Once I get vcf file containing information for multiple samples for each SV calling tool, how would I intersect or merge to look for overlapping callings supported by multiple tools? Using vcf-merge? vcf-isec?
Pipeline 2 (sample-centric):
Make the calling using each SV tool, but this time run program independently for each sample. And for each sample, first prioritize for a list of most confident SV callings; then merge different samples together.
Anyway I'm looking for high-confident rare/novel SV, which is supposed to be very few, which need to pass very stringent filtering. So specificity is more important at the sacrifice of sensitivity.

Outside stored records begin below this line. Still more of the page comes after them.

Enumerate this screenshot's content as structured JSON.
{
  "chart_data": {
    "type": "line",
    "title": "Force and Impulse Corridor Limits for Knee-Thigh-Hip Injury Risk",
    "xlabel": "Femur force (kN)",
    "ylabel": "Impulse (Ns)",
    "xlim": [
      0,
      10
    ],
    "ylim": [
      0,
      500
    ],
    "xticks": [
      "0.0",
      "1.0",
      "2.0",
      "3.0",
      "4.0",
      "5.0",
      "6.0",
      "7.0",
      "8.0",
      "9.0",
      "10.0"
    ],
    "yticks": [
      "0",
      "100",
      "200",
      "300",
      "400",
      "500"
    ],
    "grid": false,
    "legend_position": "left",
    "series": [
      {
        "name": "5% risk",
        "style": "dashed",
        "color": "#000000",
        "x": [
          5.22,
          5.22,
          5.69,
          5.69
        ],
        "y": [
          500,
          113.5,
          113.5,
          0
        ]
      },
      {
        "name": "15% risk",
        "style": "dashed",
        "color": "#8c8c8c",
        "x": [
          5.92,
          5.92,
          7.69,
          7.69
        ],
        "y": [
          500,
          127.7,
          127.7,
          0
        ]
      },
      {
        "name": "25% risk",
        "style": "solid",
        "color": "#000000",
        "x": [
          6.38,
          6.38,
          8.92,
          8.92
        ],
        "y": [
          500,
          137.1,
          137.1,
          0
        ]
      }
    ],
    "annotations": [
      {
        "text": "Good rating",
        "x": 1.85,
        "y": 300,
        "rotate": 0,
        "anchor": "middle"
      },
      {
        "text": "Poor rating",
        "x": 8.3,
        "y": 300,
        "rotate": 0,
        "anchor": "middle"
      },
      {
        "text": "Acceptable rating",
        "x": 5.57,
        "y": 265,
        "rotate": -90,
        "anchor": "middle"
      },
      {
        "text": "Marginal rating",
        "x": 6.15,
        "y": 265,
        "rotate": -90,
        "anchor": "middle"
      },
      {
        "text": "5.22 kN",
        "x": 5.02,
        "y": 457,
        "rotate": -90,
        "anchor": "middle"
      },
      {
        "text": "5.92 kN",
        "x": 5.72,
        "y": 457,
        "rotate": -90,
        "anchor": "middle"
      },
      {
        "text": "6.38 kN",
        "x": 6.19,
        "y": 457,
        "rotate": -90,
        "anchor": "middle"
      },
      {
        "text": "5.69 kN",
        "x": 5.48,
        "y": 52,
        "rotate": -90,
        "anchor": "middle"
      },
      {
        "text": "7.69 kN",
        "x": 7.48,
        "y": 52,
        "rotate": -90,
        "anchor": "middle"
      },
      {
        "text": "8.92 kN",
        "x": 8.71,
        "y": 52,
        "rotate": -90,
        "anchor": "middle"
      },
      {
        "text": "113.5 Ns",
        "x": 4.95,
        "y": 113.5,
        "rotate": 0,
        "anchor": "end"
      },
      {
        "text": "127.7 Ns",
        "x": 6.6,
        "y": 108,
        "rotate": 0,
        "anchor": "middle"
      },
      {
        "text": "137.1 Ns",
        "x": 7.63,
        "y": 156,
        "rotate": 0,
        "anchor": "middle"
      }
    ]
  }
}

But Question is : When merging high-confident SV calling from each sample, very likely I could see:
Sample 1:
chr1 14657 DEL
Sample 2:
chr1 14569 DEL
They are the same calling but with slightly different coordinate,how could I intersect them with all vcf information retained? Using vcftools-isec?
Hope make this clear
Many thanks
Why are they the same?
hi,
Very interesting ques. as I myself am struggling to digest what is spit out by SV callers, esp. when I want to find recurrent SVs. Like you very well pointed out: how to intersect? I am not conversant with SVs and they way they 'behave'. Anyways, regarding the 'integration' effort, I came across this meta-caller for integration. I haven't given it a try though. Still understanding what Lumpy & Delly are saying.
Another issue is what you do when you find an SV near/over a repeat. Many of them are false positives, but some could be genuine. Lumpy in this regard uses an exclusion list which is regions with high-coverage from Ceph samples, but I am not sure if this is enough to suppress potential false calls.